Clayton House in Fort Smith, Arkansas

Clayton House

Fort Smith, Arkansas

In Brief

William H. H. Clayton won eighty murder convictions from Fort Smith, Arkansas, and dozens of those men ended at the gallows. His house isn't haunted by them — staff report a cat you can't see, a tall man in boots, a woman in a brown dress, and first-lady dolls that move in a locked case.

The Full Story

The man who built the Clayton House into what it is helped send dozens of men to the gallows. William Henry Harrison Clayton was the U.S. Attorney in Fort Smith, Arkansas, working the courtroom of Isaac Parker — the Hanging Judge — and over fourteen years he won eighty murder convictions, a record the museum calls unmatched in American law. You'd expect his house to be haunted by the men he helped hang.

It isn't. What people report instead is a cat.

You don't see it. Something rubs against your leg in a hallway, you look down for a tabby, and there's nothing there. Curtains shift in rooms with no open window. A paranormal team that has worked the house more than once came away with a recording that sounds like a cat meowing in a room where no cat lives.

Then there's the tall man in boots who keeps to the second floor. Staff hear his footfalls overhead and climb up to check, and the rooms are always empty. He never appears. He just walks.

And a woman in a brown dress, first seen standing in Clayton's old study — gray hair in a tight bun, a plain brown skirt. The current director guesses she's Florence Clayton, William's wife, who raised seven children here. That's a guess. The brown dress is what people actually see. "We have at least three resident ghosts here," the director has said. "A cat, a tall man in boots, and a woman in a brown dress."
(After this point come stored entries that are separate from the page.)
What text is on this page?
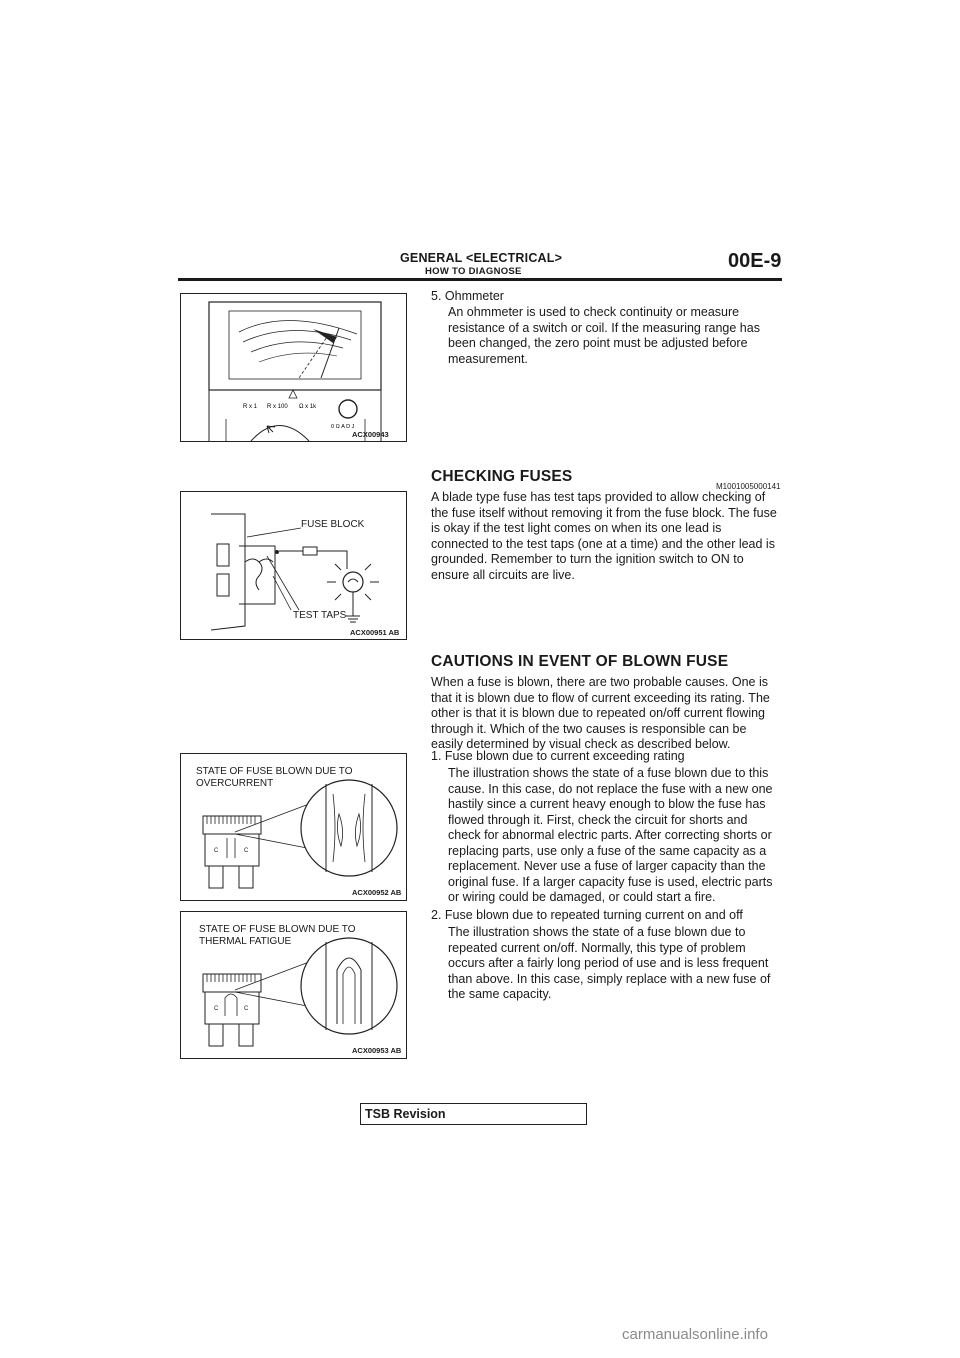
GENERAL <ELECTRICAL>
HOW TO DIAGNOSE	00E-9
R x 1 R x 100 Ω x 1k
0 Ω A D J
ACX00943
5. Ohmmeter
An ohmmeter is used to check continuity or measure resistance of a switch or coil. If the measuring range has been changed, the zero point must be adjusted before measurement.
FUSE BLOCK
TEST TAPS
ACX00951 AB
CHECKING FUSES
M1001005000141
A blade type fuse has test taps provided to allow checking of the fuse itself without removing it from the fuse block. The fuse is okay if the test light comes on when its one lead is connected to the test taps (one at a time) and the other lead is grounded. Remember to turn the ignition switch to ON to ensure all circuits are live.
CAUTIONS IN EVENT OF BLOWN FUSE
When a fuse is blown, there are two probable causes. One is that it is blown due to flow of current exceeding its rating. The other is that it is blown due to repeated on/off current flowing through it. Which of the two causes is responsible can be easily determined by visual check as described below.
STATE OF FUSE BLOWN DUE TO
OVERCURRENT
C	C
ACX00952 AB
1. Fuse blown due to current exceeding rating
The illustration shows the state of a fuse blown due to this cause. In this case, do not replace the fuse with a new one hastily since a current heavy enough to blow the fuse has flowed through it. First, check the circuit for shorts and check for abnormal electric parts. After correcting shorts or replacing parts, use only a fuse of the same capacity as a replacement. Never use a fuse of larger capacity than the original fuse. If a larger capacity fuse is used, electric parts or wiring could be damaged, or could start a fire.
STATE OF FUSE BLOWN DUE TO
THERMAL FATIGUE
C	C
ACX00953 AB
2. Fuse blown due to repeated turning current on and off
The illustration shows the state of a fuse blown due to repeated current on/off. Normally, this type of problem occurs after a fairly long period of use and is less frequent than above. In this case, simply replace with a new fuse of the same capacity.
TSB Revision
carmanualsonline.info
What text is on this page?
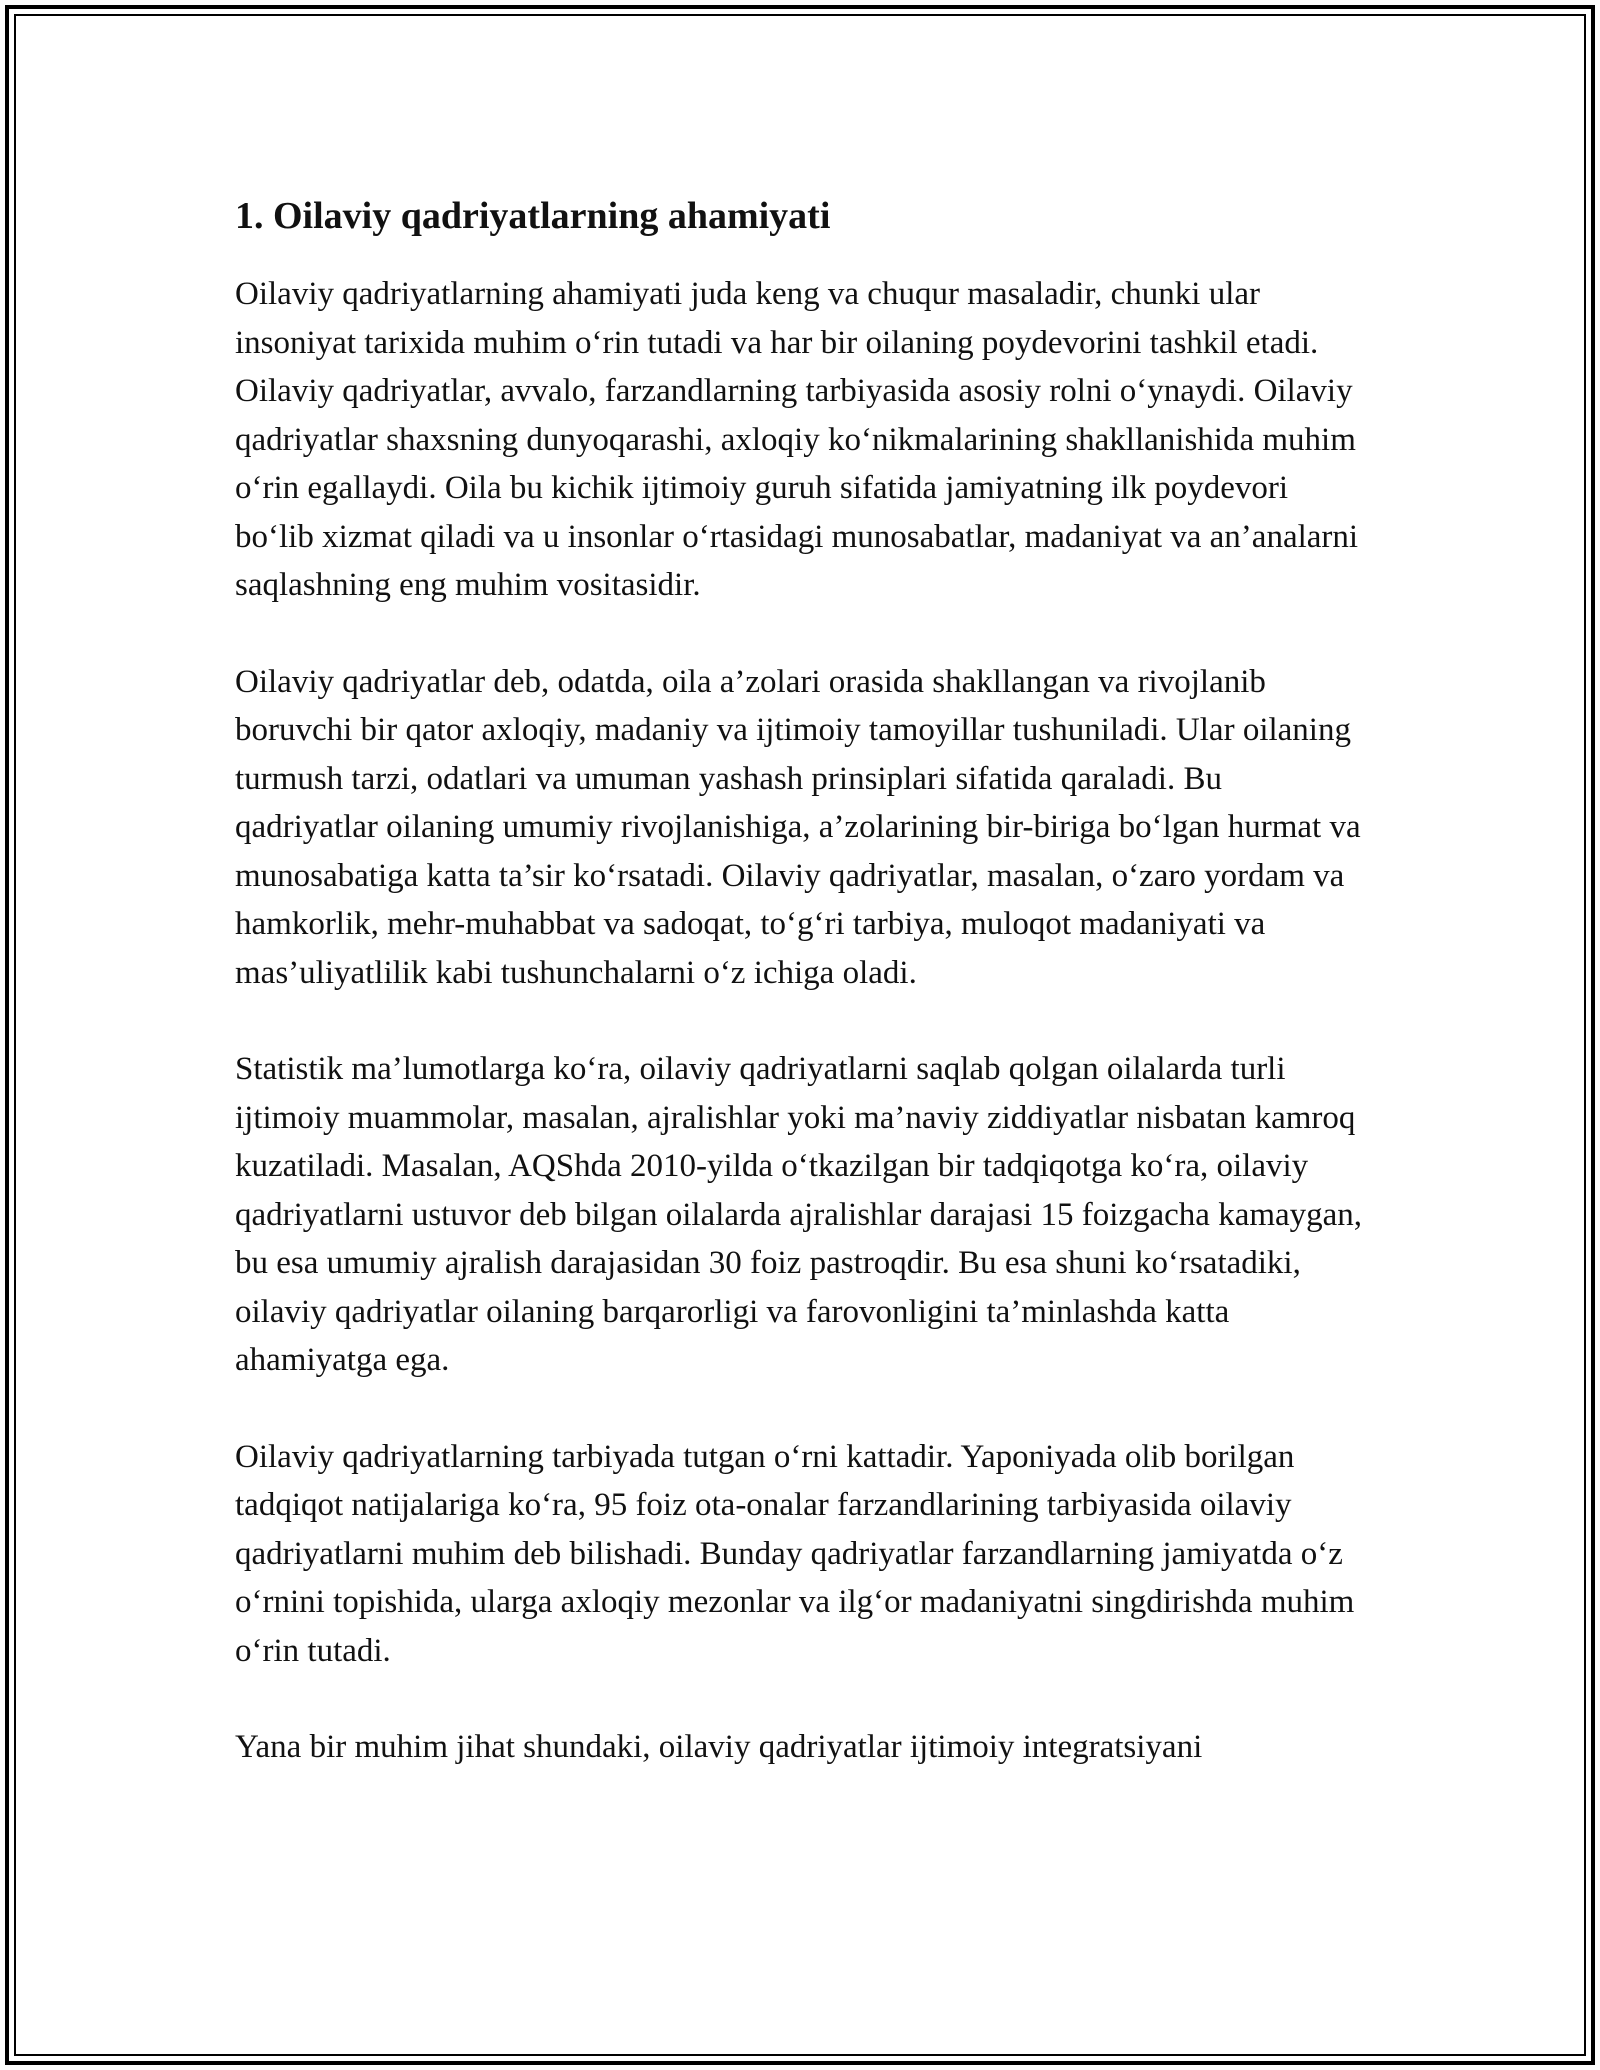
1. Oilaviy qadriyatlarning ahamiyati

Oilaviy qadriyatlarning ahamiyati juda keng va chuqur masaladir, chunki ular insoniyat tarixida muhim o‘rin tutadi va har bir oilaning poydevorini tashkil etadi. Oilaviy qadriyatlar, avvalo, farzandlarning tarbiyasida asosiy rolni o‘ynaydi. Oilaviy qadriyatlar shaxsning dunyoqarashi, axloqiy ko‘nikmalarining shakllanishida muhim o‘rin egallaydi. Oila bu kichik ijtimoiy guruh sifatida jamiyatning ilk poydevori bo‘lib xizmat qiladi va u insonlar o‘rtasidagi munosabatlar, madaniyat va an’analarni saqlashning eng muhim vositasidir.

Oilaviy qadriyatlar deb, odatda, oila a’zolari orasida shakllangan va rivojlanib boruvchi bir qator axloqiy, madaniy va ijtimoiy tamoyillar tushuniladi. Ular oilaning turmush tarzi, odatlari va umuman yashash prinsiplari sifatida qaraladi. Bu qadriyatlar oilaning umumiy rivojlanishiga, a’zolarining bir-biriga bo‘lgan hurmat va munosabatiga katta ta’sir ko‘rsatadi. Oilaviy qadriyatlar, masalan, o‘zaro yordam va hamkorlik, mehr-muhabbat va sadoqat, to‘g‘ri tarbiya, muloqot madaniyati va mas’uliyatlilik kabi tushunchalarni o‘z ichiga oladi.

Statistik ma’lumotlarga ko‘ra, oilaviy qadriyatlarni saqlab qolgan oilalarda turli ijtimoiy muammolar, masalan, ajralishlar yoki ma’naviy ziddiyatlar nisbatan kamroq kuzatiladi. Masalan, AQShda 2010-yilda o‘tkazilgan bir tadqiqotga ko‘ra, oilaviy qadriyatlarni ustuvor deb bilgan oilalarda ajralishlar darajasi 15 foizgacha kamaygan, bu esa umumiy ajralish darajasidan 30 foiz pastroqdir. Bu esa shuni ko‘rsatadiki, oilaviy qadriyatlar oilaning barqarorligi va farovonligini ta’minlashda katta ahamiyatga ega.

Oilaviy qadriyatlarning tarbiyada tutgan o‘rni kattadir. Yaponiyada olib borilgan tadqiqot natijalariga ko‘ra, 95 foiz ota-onalar farzandlarining tarbiyasida oilaviy qadriyatlarni muhim deb bilishadi. Bunday qadriyatlar farzandlarning jamiyatda o‘z o‘rnini topishida, ularga axloqiy mezonlar va ilg‘or madaniyatni singdirishda muhim o‘rin tutadi.

Yana bir muhim jihat shundaki, oilaviy qadriyatlar ijtimoiy integratsiyani
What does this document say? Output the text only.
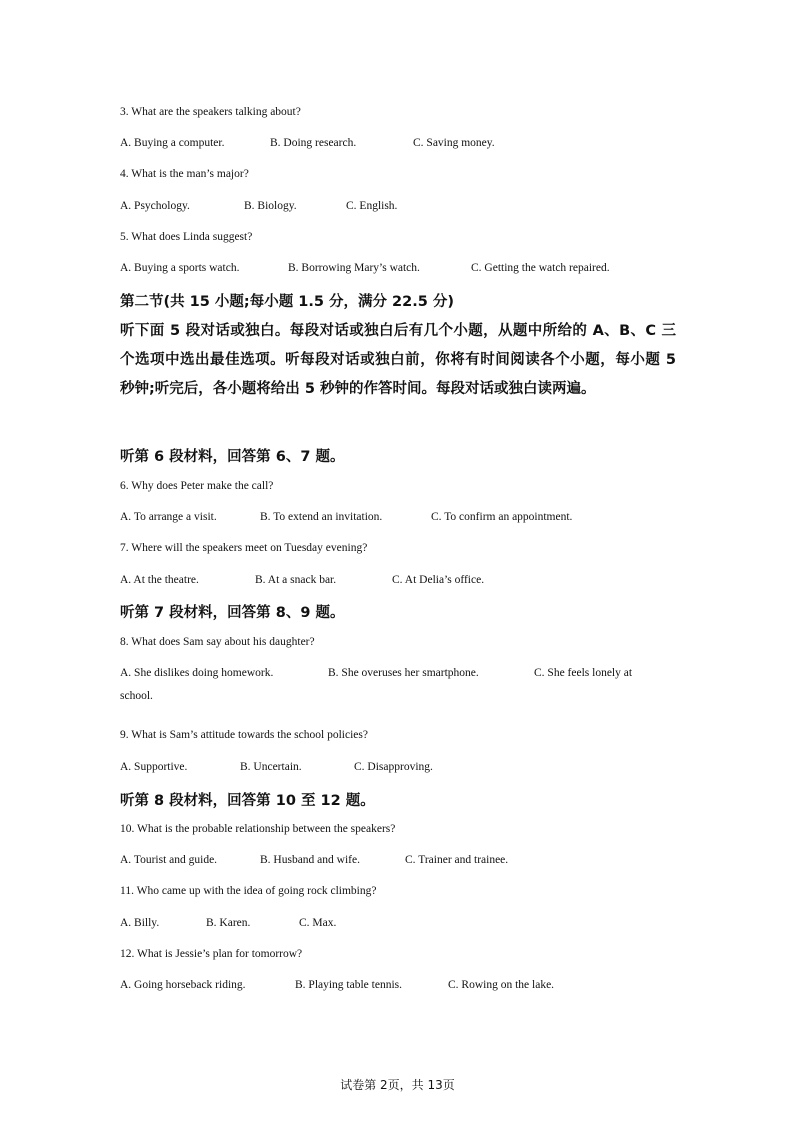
3. What are the speakers talking about?
A. Buying a computer.	B. Doing research.	C. Saving money.
4. What is the man’s major?
A. Psychology.	B. Biology.	C. English.
5. What does Linda suggest?
A. Buying a sports watch.	B. Borrowing Mary’s watch.	C. Getting the watch repaired.
第二节(共 15 小题;每小题 1.5 分，满分 22.5 分)
听下面 5 段对话或独白。每段对话或独白后有几个小题，从题中所给的 A、B、C 三个选项中选出最佳选项。听每段对话或独白前，你将有时间阅读各个小题，每小题 5 秒钟;听完后，各小题将给出 5 秒钟的作答时间。每段对话或独白读两遍。
听第 6 段材料，回答第 6、7 题。
6. Why does Peter make the call?
A. To arrange a visit.	B. To extend an invitation.	C. To confirm an appointment.
7. Where will the speakers meet on Tuesday evening?
A. At the theatre.	B. At a snack bar.	C. At Delia’s office.
听第 7 段材料，回答第 8、9 题。
8. What does Sam say about his daughter?
A. She dislikes doing homework.	B. She overuses her smartphone.	C. She feels lonely at
school.
9. What is Sam’s attitude towards the school policies?
A. Supportive.	B. Uncertain.	C. Disapproving.
听第 8 段材料，回答第 10 至 12 题。
10. What is the probable relationship between the speakers?
A. Tourist and guide.	B. Husband and wife.	C. Trainer and trainee.
11. Who came up with the idea of going rock climbing?
A. Billy.	B. Karen.	C. Max.
12. What is Jessie’s plan for tomorrow?
A. Going horseback riding.	B. Playing table tennis.	C. Rowing on the lake.
试卷第 2页，共 13页
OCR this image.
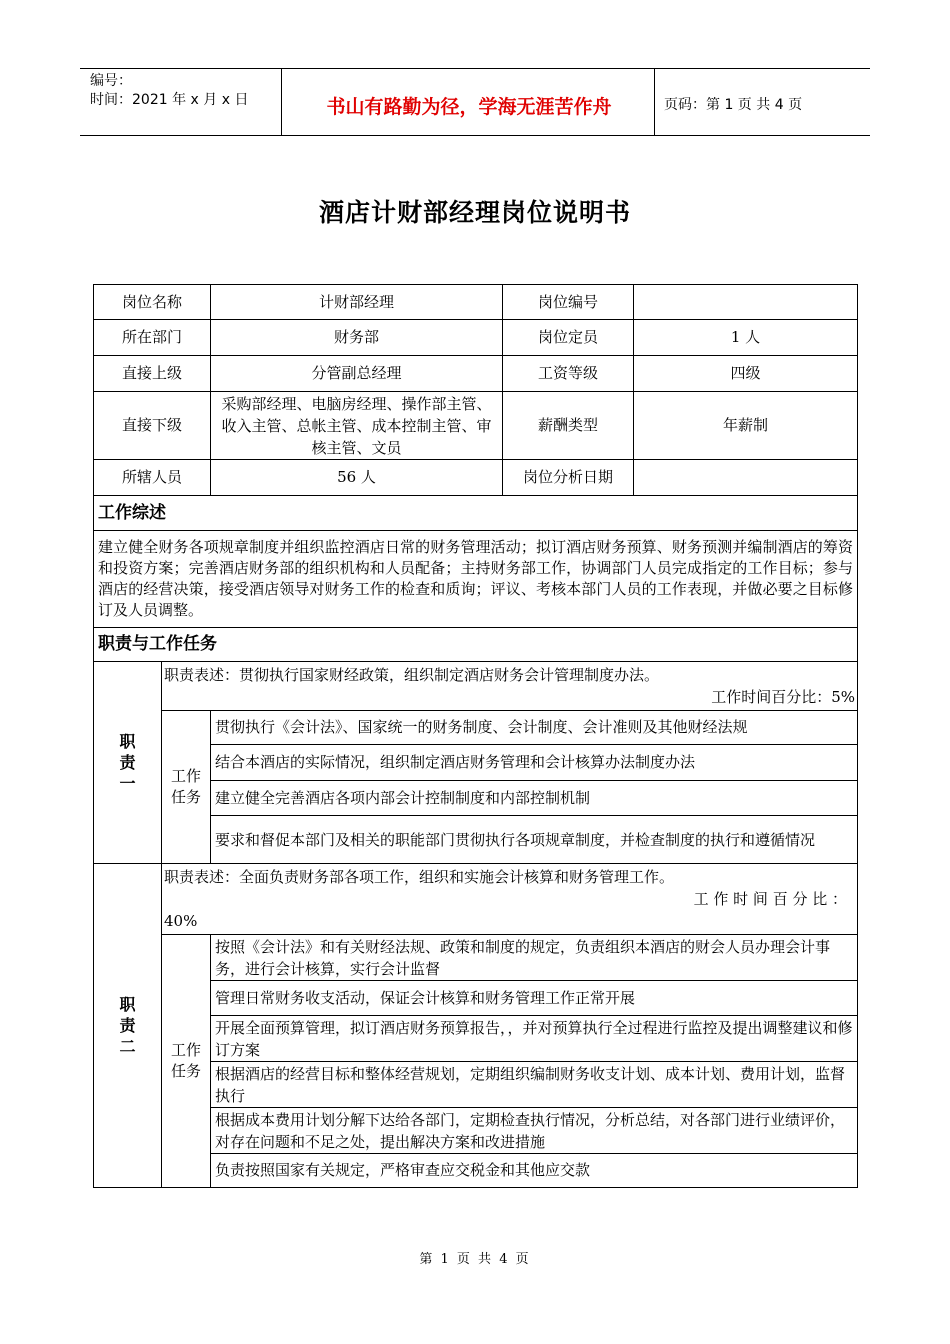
编号：
时间：2021 年 x 月 x 日	书山有路勤为径，学海无涯苦作舟	页码：第 1 页 共 4 页
酒店计财部经理岗位说明书
岗位名称		计财部经理	岗位编号	
所在部门		财务部	岗位定员	1 人
直接上级		分管副总经理	工资等级	四级
直接下级		采购部经理、电脑房经理、操作部主管、收入主管、总帐主管、成本控制主管、审核主管、文员	薪酬类型	年薪制
所辖人员		56 人	岗位分析日期	
工作综述				
建立健全财务各项规章制度并组织监控酒店日常的财务管理活动；拟订酒店财务预算、财务预测并编制酒店的筹资和投资方案；完善酒店财务部的组织机构和人员配备；主持财务部工作，协调部门人员完成指定的工作目标；参与酒店的经营决策，接受酒店领导对财务工作的检查和质询；评议、考核本部门人员的工作表现，并做必要之目标修订及人员调整。				
职责与工作任务				
职责一	职责表述：贯彻执行国家财经政策，组织制定酒店财务会计管理制度办法。
工作时间百分比：5%			

	工作任务	贯彻执行《会计法》、国家统一的财务制度、会计制度、会计准则及其他财经法规		
		结合本酒店的实际情况，组织制定酒店财务管理和会计核算办法制度办法		
		建立健全完善酒店各项内部会计控制制度和内部控制机制		
		要求和督促本部门及相关的职能部门贯彻执行各项规章制度，并检查制度的执行和遵循情况		
职责二	职责表述：全面负责财务部各项工作，组织和实施会计核算和财务管理工作。
工 作 时 间 百 分 比 ：
40%			

	工作任务	按照《会计法》和有关财经法规、政策和制度的规定，负责组织本酒店的财会人员办理会计事务，进行会计核算，实行会计监督		
		管理日常财务收支活动，保证会计核算和财务管理工作正常开展		
		开展全面预算管理，拟订酒店财务预算报告，，并对预算执行全过程进行监控及提出调整建议和修订方案		
		根据酒店的经营目标和整体经营规划，定期组织编制财务收支计划、成本计划、费用计划，监督执行		
		根据成本费用计划分解下达给各部门，定期检查执行情况，分析总结，对各部门进行业绩评价，对存在问题和不足之处，提出解决方案和改进措施		
		负责按照国家有关规定，严格审查应交税金和其他应交款		
第 1 页 共 4 页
The strangest thing in the house keeps to a locked glass case. The museum displays porcelain dolls of America's first ladies, and they don't stay put. Staff find them turned to face one another overnight, repositioned behind glass while the case stayed locked. They set the dolls right. A few days later, the dolls have moved again.

The man who lived here spent his life proving what happened, and to whom. The house he left behind won't give a straight answer about anyone in it.